With no `group_by()`, you may use `select()` with only aggregate arguments (`sum(...)`, `avg(...)`, `min(...)`, and/or `max(...)`). That aggregates the whole table (for example, one row of totals/averages/minima/maxima).

```flt
read("input.parquet") |> select(sum(:quantity))
read("input.parquet") |> select(avg(:amount))
read("input.parquet") |> select(min(:amount), max(:amount))
```

Mixing plain column projections with aggregates in the same `select()` without `group_by()` is not allowed—use `group_by()` for the key columns first, or use only aggregates for a global summary.

#### Grouped aggregates (`group_by` + `select`)

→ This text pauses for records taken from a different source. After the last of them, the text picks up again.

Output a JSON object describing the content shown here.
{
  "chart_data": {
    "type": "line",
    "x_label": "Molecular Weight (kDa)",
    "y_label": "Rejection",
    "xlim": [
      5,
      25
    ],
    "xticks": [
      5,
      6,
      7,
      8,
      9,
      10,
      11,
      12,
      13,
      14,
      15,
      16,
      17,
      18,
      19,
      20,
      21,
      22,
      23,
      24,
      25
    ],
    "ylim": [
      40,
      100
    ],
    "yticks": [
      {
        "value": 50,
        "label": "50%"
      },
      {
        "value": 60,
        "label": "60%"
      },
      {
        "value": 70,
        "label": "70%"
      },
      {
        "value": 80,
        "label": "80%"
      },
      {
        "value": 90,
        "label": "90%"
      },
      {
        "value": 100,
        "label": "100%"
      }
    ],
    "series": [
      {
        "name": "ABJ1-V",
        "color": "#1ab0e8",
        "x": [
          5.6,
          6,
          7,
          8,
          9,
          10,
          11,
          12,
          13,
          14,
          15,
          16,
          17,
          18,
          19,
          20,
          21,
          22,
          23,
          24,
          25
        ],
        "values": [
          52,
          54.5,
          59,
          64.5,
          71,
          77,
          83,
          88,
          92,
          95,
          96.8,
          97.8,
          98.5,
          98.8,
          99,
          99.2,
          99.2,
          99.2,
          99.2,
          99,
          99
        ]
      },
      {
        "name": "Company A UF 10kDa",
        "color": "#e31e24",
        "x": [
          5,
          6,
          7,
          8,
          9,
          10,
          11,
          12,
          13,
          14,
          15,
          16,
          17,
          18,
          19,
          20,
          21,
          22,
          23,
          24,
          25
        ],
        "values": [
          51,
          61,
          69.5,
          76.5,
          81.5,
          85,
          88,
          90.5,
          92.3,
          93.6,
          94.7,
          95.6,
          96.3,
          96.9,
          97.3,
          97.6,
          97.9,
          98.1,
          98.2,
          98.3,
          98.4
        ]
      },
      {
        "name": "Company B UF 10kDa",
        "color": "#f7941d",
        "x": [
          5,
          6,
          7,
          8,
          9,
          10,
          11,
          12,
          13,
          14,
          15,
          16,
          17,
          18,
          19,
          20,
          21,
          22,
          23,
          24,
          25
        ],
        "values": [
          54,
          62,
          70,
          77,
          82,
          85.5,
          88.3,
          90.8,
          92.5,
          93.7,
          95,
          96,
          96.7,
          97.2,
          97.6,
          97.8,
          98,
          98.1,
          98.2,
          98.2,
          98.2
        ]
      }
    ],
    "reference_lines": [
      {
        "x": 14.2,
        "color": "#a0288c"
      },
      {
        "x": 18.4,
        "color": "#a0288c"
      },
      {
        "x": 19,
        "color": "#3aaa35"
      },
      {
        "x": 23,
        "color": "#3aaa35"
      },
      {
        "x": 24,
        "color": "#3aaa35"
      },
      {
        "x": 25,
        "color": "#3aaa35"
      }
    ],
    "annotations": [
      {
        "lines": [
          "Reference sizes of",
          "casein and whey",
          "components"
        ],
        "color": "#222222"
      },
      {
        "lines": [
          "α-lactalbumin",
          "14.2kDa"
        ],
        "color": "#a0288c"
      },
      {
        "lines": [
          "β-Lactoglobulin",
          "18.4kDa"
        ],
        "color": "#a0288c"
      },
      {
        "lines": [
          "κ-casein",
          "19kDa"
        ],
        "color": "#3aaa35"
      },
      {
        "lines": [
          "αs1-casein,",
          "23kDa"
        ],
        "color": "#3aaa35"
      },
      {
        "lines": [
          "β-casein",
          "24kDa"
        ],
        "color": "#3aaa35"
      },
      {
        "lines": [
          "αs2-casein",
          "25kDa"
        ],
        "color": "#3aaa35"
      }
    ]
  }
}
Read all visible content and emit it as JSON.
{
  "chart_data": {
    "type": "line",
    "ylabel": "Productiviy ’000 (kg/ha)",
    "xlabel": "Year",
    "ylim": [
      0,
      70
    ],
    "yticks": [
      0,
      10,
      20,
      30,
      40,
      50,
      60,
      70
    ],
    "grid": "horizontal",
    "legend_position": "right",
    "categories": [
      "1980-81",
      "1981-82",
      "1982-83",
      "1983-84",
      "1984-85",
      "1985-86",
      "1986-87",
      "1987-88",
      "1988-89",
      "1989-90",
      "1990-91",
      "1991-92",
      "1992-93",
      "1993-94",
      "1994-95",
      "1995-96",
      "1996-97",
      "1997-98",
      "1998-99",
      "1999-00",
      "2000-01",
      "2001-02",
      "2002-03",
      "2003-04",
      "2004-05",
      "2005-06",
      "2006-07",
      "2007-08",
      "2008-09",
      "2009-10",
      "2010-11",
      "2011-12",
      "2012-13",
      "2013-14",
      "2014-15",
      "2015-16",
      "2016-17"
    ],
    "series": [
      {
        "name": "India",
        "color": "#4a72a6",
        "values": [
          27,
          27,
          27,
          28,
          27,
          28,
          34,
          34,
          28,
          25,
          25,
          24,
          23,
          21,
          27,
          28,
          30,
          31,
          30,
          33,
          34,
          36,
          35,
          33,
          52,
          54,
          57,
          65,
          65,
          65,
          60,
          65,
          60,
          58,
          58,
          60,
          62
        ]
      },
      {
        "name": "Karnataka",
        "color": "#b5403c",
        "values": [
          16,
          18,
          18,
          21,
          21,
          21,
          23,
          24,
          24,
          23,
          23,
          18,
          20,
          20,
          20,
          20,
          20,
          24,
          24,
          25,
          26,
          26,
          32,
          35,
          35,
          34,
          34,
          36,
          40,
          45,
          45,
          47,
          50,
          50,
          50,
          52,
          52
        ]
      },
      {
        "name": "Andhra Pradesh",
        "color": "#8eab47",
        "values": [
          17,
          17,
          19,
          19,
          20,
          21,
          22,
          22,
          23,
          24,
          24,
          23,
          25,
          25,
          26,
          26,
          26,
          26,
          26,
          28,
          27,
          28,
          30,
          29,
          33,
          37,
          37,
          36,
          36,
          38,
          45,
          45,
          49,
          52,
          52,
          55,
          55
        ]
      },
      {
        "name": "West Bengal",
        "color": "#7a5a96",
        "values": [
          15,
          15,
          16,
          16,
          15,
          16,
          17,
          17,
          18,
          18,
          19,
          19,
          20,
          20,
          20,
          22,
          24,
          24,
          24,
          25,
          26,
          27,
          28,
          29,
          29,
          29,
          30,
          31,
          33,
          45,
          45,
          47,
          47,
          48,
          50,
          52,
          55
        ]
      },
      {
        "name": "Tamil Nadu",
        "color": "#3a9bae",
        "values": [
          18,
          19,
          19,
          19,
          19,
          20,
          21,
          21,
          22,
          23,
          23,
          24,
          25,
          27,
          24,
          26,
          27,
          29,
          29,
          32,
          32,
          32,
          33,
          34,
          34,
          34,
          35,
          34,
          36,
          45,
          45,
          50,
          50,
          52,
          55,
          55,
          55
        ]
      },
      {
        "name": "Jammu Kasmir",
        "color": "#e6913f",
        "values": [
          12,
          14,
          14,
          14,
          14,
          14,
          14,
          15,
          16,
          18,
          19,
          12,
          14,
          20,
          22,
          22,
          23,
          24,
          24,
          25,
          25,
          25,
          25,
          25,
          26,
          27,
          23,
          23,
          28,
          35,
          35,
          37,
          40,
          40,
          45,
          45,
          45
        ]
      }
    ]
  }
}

`group_by(:key1, ...)` is a separate pipeline step. Every column in `group_by` _MUST_ be included as a plain column in `select()`. Any other selected column must use an aggregate (`sum()`, `avg()`, `min()`, or `max()`).

```flt
read("input.parquet") |> group_by(:country_code) |> select(:country_code, avg(:amount))
```

`select(:country_code, avg(:amount)) |> group_by(:country_code)` is equivalent to the form above (and you can use `sum()`, `min()`, or `max()` instead of `avg()` where appropriate).

If `group_by()` is present but `select()` lists only key columns (no aggregates), the statement is still valid (distinct group keys); the REPL prints this warning to stderr:

`warning: group_by() with no aggregates in select(); showing distinct group keys only (behavior may change)`

### Data preview (`head`, `tail`, and `sample`)

`head`, `tail`, and `sample` can either be used after a `read() |> ` expression, or, by themselves by providing the path as the first argument.

These take a row count and, when used without a following `write()`, print a slice of the pipeline result to stdout (an implicit print step is appended).

Only one of `head`, `tail`, or `sample` may appear in a pipeline.

| function   | description                            |
|------------|----------------------------------------|
| `head()`   | First _n_ rows                         |
| `tail()`   | Last _n_ rows                          |
| `sample()` | Takes a random sample of _n_ rows      |

```flt
read("input.parquet") |> head()  # default 10

read("input.parquet") |> head(5) # first 5 rows

head("input.parquet", 5)         # equivalent to the previous statement
```

### Metadata functions: `schema` and `count`

`schema` prints the table schema.

`count` prints the row count. Neither takes arguments.